Only last month I noted there were 150,000 nations in the world, the most ever. Well, now there are 190,000. Nations are springing up everywhere!
You know the overwhelming tide of numbers that washes over you after answering each issue? Well, if you're the kind of person who finds that tide not overwhelming enough, may I introduce the new "Show more stats" toggle, available in your Settings.
This will triple the amount of numbers in each tide, by adding before and after values for each affected World Census Ranking scale. You're welcome!
Word coming in now that following a breakdown in negotiations, the World Assembly has thrown open its doors to an open election for the position of WA Secretary-General—the WA's head, imbued with powers too vast to mention!
Nations have already entered the race for Secretary-General and plenty more are hastily preparing campaigns. Voting is open to every nation of 30 million citizens or more, even non-WA members!
I'm told the Election will run over several days and contain several rounds. The first three rounds are open to all candidates, and the results determine the ballot order of the following round, such that the best-supported candidates get the prized positions at the top of the ballot.
Then the General Election will be held, with the ballot restricted only to the top five candidates and voting restricted to WA members.
Never before has the election of the WA Secretary-General been so visible! This is a truly shocking moment. We can only imagine who might be elected, and what it means for us all.
Update: Regions are breaking out in support for candidates! If you have authority over Appearance in your region, you can start boosting via Region Control.

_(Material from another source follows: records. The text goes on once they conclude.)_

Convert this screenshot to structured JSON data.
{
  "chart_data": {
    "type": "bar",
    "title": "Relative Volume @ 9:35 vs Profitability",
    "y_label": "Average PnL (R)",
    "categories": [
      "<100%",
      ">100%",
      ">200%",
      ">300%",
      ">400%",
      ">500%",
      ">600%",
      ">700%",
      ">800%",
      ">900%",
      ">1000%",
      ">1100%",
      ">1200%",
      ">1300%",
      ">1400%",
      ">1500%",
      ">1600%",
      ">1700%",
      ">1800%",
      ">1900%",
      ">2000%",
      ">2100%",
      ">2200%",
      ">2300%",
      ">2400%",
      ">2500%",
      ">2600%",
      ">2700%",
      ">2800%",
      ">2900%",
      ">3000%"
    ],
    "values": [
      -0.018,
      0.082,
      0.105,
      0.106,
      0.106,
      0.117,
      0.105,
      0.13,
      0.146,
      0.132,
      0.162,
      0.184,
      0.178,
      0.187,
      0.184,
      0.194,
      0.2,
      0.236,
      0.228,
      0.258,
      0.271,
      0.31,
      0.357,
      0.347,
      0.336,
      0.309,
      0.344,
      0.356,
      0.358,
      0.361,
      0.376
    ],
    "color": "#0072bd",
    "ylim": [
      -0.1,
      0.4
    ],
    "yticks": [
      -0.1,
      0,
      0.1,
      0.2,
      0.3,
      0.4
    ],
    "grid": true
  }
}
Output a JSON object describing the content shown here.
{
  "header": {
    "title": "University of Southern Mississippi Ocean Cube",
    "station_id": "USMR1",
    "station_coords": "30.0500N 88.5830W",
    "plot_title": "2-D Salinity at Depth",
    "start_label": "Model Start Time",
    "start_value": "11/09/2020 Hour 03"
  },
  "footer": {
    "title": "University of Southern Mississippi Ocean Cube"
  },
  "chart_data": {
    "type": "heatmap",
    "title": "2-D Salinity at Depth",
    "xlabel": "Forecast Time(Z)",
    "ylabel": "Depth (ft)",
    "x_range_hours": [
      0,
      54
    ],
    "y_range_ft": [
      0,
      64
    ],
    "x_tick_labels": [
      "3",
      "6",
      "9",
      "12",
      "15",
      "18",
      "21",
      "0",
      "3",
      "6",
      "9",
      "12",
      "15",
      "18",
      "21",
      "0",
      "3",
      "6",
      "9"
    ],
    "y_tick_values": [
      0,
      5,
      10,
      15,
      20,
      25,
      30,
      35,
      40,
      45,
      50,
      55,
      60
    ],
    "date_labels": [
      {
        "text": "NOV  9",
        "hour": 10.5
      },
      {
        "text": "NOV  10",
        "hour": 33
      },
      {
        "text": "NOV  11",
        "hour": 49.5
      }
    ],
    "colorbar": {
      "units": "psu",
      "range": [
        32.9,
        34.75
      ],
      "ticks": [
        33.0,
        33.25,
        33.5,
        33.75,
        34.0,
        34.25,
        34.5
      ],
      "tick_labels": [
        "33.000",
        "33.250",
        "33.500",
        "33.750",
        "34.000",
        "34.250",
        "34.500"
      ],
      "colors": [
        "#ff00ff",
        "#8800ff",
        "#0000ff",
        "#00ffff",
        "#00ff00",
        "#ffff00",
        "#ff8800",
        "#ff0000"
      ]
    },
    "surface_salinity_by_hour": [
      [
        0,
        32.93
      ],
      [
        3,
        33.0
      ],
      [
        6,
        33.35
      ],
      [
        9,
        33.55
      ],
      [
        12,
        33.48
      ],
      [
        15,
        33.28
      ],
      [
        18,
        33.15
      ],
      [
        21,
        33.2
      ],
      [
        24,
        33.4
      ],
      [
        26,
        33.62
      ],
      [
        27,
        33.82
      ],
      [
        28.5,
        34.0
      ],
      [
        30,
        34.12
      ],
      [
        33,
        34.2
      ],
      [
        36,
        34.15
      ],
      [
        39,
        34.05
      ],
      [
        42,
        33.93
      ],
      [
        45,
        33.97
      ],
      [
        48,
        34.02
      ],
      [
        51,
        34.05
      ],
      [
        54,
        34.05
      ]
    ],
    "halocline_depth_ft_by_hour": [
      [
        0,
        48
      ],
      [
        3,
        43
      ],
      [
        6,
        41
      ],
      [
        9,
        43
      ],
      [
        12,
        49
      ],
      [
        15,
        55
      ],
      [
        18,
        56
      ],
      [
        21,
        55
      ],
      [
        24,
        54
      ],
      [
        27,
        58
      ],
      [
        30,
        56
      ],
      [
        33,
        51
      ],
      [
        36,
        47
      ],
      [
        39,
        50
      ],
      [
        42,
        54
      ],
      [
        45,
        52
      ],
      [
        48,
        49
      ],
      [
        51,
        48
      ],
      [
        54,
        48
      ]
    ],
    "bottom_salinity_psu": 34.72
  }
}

Final Update: It's all over! Congratulations to WA Secretary-General Elect Caelapes! A tight race in the end, but well-fought, and with very little actual bloodshed, that anyone saw.
Well this is curious. I'm not sure it's worth bothering you about... it's probably nothing. But I'm hearing there's some kind of internal strife in the World Assembly, with factions unable to agree on...
You know what, that's nothing unusual for them. Forget I said anything.
A special message from Senior Issues Moderator Sedgistan.
As modern progressive nations, we are all by now used to our citizens confronting us with their dilemmas at every hour of the day, demanding an immediate response. With this never-ending stream of problems, it's a relief to know there is at least some variety to the ceaseless demands of the numberless masses. After all, there's only so many times one can crack down on those long-haired bicycle-riding idiots before even the most dedicated of dictators becomes jaded.
We have now reached the milestone of 500 issues, covering topics from banning Harry Potter books, through any number of Bigtopian crises, to the controversial reclassification of everyone's favourite planet, Fido.
This is an amazing achievement, and certainly not one that anyone could have anticipated back in 2002, when there were a mere 31 issues to contend with. At least that's our excuse for why so many nations feature powerhouse Basket Weaving Industries, yet Construction, Banking and Pharmaceuticals are strangely absent.
A huge thank you to everyone who has contributed to this: all those who have authored issues, our dedicated team of Issues Editors, those that have shared feedback on the issues they've encountered -- but most of all everyone who taken the time to answer an issues. We know you care... even if your citizens don't.
Improved sensitivity in testing methodologies and instrumentation has allowed the World Census to begin measuring Civil Rights, Economy, Economic Freedom, and Political Freedom to a precision of two decimal places! You may notice a slight bump or dip on each scale as a result.